Le rapport estime que la croissance du travail à domicile devrait persister dans les années à venir, ce qui entraîne la nécessité d’agir de manière urgente pour résoudre les difficultés auxquelles sont confrontés les travailleurs à domicile et leurs employeurs.

La réglementation en matière de travail à domicile s’avère souvent insuffisante et le respect de la réglementation en vigueur demeure un véritable défi. En effet, dans de nombreux cas, les travailleurs à domicile sont considérés comme des entrepreneurs indépendants et ils sont donc exclus du périmètre d’application du droit du travail.

«De nombreux pays à travers le monde disposent d’une réglementation, parfois complétée par des conventions collectives, afin de s’attaquer aux différentes formes de manquements en matière de travail décent liés au travail à domicile.

Cependant, seuls dix Etats Membres de l’OIT  ont ratifié la convention (n° 177)  chargée de promouvoir l’égalité de traitement entre les travailleurs à domicile et les autres salariés, et peu de pays disposent d’une politique globale sur le travail à domicile», affirme Janine Berg, économiste principale à l’OIT, qui a participé à la rédaction du rapport.

Le rapport contient un certain nombre de recommandations concrètes afin de donner de la visibilité au travail à domicile et, de cette manière, d’améliorer la protection dans ce domaine.

En ce qui concerne le travail à domicile dans l’industrie, le rapport souligne l’importance de faciliter le passage à l’économie formelle en élargissant la protection juridique, en améliorant le respect de la législation en vigueur, en généralisant les contrats écrits, en garantissant l’accès à la sécurité sociale et en informant les travailleurs à distance de leurs droits.

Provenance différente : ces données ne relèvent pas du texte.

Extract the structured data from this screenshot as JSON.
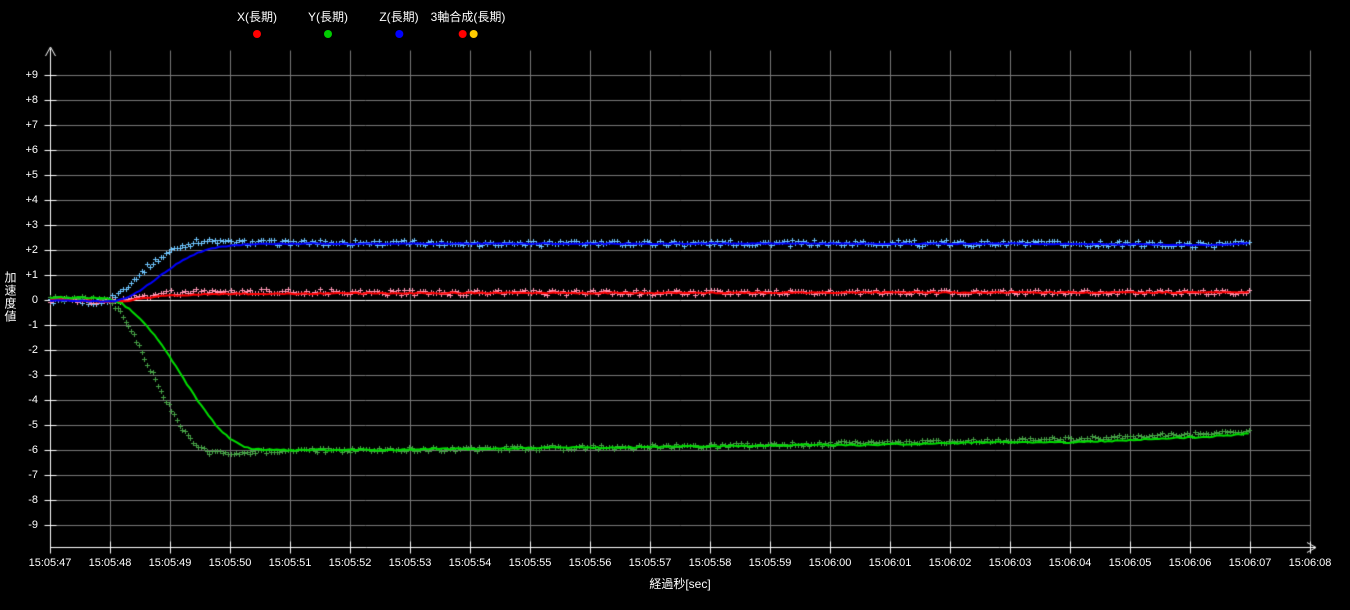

En ce qui concerne celles et ceux qui travaillent à domicile sur les plateformes numériques, pour lesquels le respect des législations en vigueur est difficile à assurer du fait que leurs activités se déploient à travers les frontières, le rapport recommande l’utilisation des données générées par leur travail afin d’effectuer le suivi des conditions de travail ainsi que des outils permettant d’établir des salaires équitables.

En ce qui concerne les personnes en télétravail, le rapport demande aux législateurs de mettre en place des mesures spécifiques afin d’atténuer les risques psychosociaux et d’introduire un «droit à la déconnexion» pour assurer le respect des frontières entre vie professionnelle et vie privée.

Le rapport estime enfin que le télétravail devrait prendre une importance encore plus grande dans les années à venir. Les gouvernements, en collaboration avec les organisations de travailleurs et d’employeurs, doivent œuvrer ensemble afin de s’assurer que l’ensemble des travailleurs à domicile – qu’ils pratiquent le tressage du rotin en Indonésie, qu’ils fassent du beurre de karité au Ghana, du marquage de photos en Egypte, qu’ils fabriquent des masques en Uruguay ou qu’ils télétravaillent en France – puissent passer de l’invisibilité au travail décent.